Sharing a safe home with a child in need

This family of six welcomes foster children into their home and think you should consider it too

Megan and Gavin Rosser reckon their family is happier whenever they share their home with a foster baby. It is obvious that love is in greater supply than tidiness in their cosy house in Lugarno in Sydney’s south, where stuff spills out of drawers and onto the floors amid the hurly-burly of family life.

“I always say we smile more when we’ve got a baby in the house because you’re always smiling at the baby to make them smile back, so that makes us happier,” says Megan, sitting on the couch with her husband Gavin, who is senior minister at Lugarno Anglican Church.

I remember that night just thinking and praying ‘how do you look after orphans?’ No one really comes to your door and says ‘here’s a child, can you take care of this one?’ If you’re going to look after an orphan you need to be a foster carer, really.

Megan, who is a full-time mother to Grace, 7, Hosanna, 10, Ben, 12, and Sam, 13, decided she wanted to foster a baby when Grace turned two. She realised she didn’t want to have another child but she wasn’t ready to go back to work and she liked having a baby in the house.

It took a few months for Gavin to get on board with the idea.

“My initial reaction was not very positive really,” confesses Gavin.

“I thought it sounded a bit strange, a bit weird, to take care of someone else’s kids.

“Some months later we were in a Bible study looking at the book of James and there’s a verse: ‘Religion that is pure and faultless is this: look after orphans and widows in their distress.’ I remember that night just thinking and praying ‘how do you look after orphans?’ No one really comes to your door and says ‘here’s a child, can you take care of this one?’ If you’re going to look after an orphan you need to be a foster carer, really. I feel like God put that on my heart.”

Over the past 3½ years the Rosser family have fostered six babies through Anglicare, all short-term placements until an order is made for permanent care. They talked to Eternity about their experiences to support Foster Care Week from 11-17 September.

At the moment they have a beautiful six-month-old boy and the love they shower on him is obvious when Megan brings him downstairs after his nap and the girls come home from school.

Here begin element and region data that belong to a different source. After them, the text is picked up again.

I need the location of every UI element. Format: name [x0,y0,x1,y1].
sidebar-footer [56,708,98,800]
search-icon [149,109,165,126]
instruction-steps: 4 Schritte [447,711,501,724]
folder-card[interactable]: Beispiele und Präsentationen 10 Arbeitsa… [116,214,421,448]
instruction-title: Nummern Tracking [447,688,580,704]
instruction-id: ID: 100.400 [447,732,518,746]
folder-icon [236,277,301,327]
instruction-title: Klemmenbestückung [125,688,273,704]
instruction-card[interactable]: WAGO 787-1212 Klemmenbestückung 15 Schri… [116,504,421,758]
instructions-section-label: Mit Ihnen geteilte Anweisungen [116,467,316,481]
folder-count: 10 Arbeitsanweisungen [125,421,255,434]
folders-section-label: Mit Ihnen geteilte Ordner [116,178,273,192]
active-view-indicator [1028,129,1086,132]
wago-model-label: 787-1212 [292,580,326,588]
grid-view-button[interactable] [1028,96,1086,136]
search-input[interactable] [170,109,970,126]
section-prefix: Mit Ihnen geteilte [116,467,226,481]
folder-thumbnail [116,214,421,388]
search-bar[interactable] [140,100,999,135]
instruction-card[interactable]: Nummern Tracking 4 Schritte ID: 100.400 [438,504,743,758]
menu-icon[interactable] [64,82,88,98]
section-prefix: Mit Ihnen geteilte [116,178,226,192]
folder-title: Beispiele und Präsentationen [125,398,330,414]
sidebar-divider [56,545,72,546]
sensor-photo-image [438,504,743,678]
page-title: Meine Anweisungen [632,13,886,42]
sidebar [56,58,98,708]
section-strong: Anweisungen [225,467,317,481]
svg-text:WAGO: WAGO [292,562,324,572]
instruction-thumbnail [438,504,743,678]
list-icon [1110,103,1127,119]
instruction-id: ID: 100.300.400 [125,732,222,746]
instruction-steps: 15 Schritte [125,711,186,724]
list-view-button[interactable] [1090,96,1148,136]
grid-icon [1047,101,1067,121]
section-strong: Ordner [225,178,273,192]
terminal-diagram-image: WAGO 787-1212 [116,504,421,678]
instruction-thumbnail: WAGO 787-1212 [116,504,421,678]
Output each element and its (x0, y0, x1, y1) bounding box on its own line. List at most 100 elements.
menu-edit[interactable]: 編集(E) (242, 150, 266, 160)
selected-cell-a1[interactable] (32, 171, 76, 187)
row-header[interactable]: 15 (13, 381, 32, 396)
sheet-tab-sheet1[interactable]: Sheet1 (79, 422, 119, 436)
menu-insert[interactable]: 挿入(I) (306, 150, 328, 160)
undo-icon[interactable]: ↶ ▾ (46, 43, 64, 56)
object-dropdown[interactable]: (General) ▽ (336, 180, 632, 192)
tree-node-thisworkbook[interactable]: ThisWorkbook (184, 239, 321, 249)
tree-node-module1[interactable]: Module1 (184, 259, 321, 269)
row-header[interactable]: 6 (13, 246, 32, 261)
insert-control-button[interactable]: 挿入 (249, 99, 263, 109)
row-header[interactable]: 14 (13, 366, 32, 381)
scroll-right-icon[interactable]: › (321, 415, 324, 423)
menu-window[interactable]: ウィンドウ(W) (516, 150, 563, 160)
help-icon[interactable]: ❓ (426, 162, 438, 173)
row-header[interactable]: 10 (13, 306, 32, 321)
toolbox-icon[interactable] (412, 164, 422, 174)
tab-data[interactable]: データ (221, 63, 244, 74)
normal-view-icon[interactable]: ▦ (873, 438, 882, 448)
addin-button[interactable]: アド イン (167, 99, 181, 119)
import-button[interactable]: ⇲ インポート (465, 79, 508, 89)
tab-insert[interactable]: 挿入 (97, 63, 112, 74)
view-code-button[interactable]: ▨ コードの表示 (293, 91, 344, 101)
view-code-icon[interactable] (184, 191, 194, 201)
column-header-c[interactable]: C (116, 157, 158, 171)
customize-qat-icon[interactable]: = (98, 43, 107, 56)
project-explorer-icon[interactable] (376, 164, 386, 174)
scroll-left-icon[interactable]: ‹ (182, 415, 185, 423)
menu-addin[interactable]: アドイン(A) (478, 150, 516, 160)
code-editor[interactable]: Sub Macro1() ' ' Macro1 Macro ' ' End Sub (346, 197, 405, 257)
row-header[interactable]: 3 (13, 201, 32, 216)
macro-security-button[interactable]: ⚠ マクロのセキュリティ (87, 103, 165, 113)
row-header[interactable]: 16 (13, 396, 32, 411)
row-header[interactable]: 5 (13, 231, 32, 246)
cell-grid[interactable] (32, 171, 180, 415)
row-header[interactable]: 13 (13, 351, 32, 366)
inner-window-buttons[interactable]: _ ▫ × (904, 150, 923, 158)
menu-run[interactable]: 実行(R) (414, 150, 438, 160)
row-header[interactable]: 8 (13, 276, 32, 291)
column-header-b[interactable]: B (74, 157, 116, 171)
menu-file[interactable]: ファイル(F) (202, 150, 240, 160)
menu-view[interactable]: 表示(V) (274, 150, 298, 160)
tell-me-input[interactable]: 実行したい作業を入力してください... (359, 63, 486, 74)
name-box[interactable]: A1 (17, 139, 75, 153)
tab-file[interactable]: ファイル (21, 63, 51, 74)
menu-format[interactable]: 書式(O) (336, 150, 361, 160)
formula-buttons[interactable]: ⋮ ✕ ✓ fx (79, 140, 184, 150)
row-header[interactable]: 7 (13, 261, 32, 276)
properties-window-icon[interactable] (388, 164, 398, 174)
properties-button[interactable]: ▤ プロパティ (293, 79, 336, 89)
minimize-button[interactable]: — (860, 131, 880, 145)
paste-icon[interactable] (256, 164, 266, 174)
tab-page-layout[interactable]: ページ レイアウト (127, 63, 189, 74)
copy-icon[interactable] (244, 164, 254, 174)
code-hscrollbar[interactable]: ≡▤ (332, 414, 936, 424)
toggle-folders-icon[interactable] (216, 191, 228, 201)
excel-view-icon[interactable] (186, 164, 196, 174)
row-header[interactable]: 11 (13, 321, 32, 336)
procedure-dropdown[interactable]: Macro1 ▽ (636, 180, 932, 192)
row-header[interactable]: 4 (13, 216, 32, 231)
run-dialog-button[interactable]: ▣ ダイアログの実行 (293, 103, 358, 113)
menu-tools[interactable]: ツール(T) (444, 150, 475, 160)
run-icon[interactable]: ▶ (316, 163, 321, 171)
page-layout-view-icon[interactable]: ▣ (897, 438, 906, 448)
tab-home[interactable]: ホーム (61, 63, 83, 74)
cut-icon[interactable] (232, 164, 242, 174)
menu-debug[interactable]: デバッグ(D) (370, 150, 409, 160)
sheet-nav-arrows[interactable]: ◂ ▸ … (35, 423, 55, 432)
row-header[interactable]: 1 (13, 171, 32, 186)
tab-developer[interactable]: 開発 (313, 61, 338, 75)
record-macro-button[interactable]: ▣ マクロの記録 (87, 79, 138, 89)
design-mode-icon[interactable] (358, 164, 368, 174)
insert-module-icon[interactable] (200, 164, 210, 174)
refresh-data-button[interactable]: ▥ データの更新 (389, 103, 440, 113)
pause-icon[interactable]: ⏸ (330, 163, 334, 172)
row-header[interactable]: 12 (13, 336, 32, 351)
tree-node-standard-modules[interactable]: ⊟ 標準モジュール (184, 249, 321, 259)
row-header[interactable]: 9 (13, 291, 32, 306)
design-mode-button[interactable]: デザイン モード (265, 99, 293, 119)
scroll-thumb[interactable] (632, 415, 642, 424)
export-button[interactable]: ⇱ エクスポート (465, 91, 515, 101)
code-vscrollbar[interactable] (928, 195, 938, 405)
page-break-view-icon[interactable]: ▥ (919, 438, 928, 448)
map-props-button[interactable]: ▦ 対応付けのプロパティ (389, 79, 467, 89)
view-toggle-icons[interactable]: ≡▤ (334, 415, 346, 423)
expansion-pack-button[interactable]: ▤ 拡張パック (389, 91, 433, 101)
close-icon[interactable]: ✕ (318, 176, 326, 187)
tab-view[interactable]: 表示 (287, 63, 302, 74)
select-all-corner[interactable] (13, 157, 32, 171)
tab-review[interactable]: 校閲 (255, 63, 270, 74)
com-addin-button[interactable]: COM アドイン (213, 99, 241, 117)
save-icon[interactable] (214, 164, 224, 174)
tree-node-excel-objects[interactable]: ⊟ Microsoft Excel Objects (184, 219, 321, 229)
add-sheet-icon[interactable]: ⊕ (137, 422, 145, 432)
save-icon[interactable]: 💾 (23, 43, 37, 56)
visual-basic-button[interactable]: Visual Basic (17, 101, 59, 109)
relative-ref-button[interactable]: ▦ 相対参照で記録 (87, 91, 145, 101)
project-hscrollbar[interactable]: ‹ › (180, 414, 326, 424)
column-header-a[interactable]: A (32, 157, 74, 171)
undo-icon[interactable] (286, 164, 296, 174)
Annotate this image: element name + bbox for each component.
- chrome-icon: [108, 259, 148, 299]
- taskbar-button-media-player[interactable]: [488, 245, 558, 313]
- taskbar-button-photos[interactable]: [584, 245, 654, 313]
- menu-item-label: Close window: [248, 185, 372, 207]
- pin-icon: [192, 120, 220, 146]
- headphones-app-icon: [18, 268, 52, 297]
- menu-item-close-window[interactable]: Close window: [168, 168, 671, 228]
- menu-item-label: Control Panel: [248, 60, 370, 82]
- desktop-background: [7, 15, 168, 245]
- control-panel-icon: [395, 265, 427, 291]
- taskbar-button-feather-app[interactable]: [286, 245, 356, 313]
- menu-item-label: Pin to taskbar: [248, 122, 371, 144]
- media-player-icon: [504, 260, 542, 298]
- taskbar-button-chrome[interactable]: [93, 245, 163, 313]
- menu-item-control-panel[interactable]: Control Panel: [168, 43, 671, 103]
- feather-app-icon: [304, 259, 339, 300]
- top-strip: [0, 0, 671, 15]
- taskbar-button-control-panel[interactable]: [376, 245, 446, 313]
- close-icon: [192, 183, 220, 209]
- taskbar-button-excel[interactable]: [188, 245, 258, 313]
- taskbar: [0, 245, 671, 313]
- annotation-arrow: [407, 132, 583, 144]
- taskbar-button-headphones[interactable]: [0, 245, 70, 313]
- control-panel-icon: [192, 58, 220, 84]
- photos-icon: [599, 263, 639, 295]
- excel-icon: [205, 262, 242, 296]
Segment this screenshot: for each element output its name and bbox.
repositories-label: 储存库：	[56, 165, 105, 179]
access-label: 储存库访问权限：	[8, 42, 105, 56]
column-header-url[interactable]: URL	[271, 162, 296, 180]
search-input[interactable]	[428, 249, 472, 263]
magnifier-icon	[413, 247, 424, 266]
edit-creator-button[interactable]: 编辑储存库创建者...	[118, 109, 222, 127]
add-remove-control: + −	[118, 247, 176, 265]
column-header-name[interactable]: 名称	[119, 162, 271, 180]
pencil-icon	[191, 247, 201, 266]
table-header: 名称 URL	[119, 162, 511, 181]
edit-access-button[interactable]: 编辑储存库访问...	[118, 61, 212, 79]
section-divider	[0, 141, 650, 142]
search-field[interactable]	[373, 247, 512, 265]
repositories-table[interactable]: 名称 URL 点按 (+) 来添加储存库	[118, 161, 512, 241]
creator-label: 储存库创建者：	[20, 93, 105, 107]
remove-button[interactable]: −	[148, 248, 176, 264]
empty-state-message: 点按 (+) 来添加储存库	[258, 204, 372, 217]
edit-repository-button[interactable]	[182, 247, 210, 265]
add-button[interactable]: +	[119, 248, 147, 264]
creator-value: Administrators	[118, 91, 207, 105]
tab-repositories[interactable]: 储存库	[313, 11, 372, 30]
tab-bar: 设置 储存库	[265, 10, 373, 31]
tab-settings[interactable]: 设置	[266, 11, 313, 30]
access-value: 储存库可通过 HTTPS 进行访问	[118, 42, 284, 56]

Because the family only take temporary placements, saying goodbye is challenging for all concerned. It’s hard for the baby because the attachment process is broken. And it’s hard on the family because the babies just start getting playful when they leave and the children have to start at the newborn stage again.

“We’re not feeling like we want to stop, but every time they leave I think, ‘maybe we should just keep this one.’ But we haven’t had that option yet anyway because they’ve all gone to relatives or with a sibling,” says Megan.

Although the Rosser children have always helped out, even the boys, at first they didn’t understand the fostering concept.

“They would ask ‘Where are his parents? Are they sick? Or did they die?’ They thought ‘why else would a mother or a father not have their own children?’ When they were younger we said ‘they are kind of sick, they are not able to look after them,’ and now as they get older the older ones understand that there are other issues.”

 “For our children it shows them faith in action because it’s something they can contribute to.”

The main issue with the baby they have now was his constant crying during his first few weeks from the pain of two hernias associated with his premature birth.

“After he had the second hernia repaired – new baby,” says Megan with relief.

“Within a week he was looking at us and smiling,” adds Gavin.

Hosanna bounces in after having afternoon tea and takes the smiling blonde-haired baby on her lap and tickles his tummy.

“I like babies because they’re cute and they’re fun and they make me happy,” she says.

“I was doing peekaboo with (the previous baby) and even now I’m doing peekaboo with him because I haven’t got out of the habit,” she adds, laughing at herself.

Gavin and Megan believe it is important for Christian couples to be foster carers as a way of living out God’s love for the fatherless and so give foster children a good foundation to believe in a loving Father God.

“Our motives for doing it are to share our love, share our faith, share our family.”

Gavin adds that while they receive lots of praise for their open-heartedness, it pales in comparison with what God has done for them through his son.

“Being Christian keeps us humble in the sense that you think God’s accepted us into his family, and so for us to do this for someone else is a small reflection of what he’s done for us, which is so much greater. When you put it in that context it doesn’t seem as though we are doing something so wonderful.”

“The other thing is for our children it shows them faith in action because it’s something they can contribute to,” adds Megan.

“They help look after the kids, they share their parents and they share their house, so they get to say ‘we’ve got a really good life, we’ve got a family that loves us, a safe home, so we can share that with other people.’”

Megan always takes photos and writes a little life story for her foster baby, creating a record of their life that they take with them to their next placement “so there are no blank spots.”

Both Gavin and Megan found the training from Anglicare very helpful and say they always have access to a caseworker whenever they need support. They also receive great support from their church family.

“We’ve got a home and we’re sharing with somebody that doesn’t have one, so we’re putting into practice what God says about caring for people,” says Megan.

Pray

Some prayer points to help

Please pray that more children will spend their formative years with parents who love them and teach them that God loves them.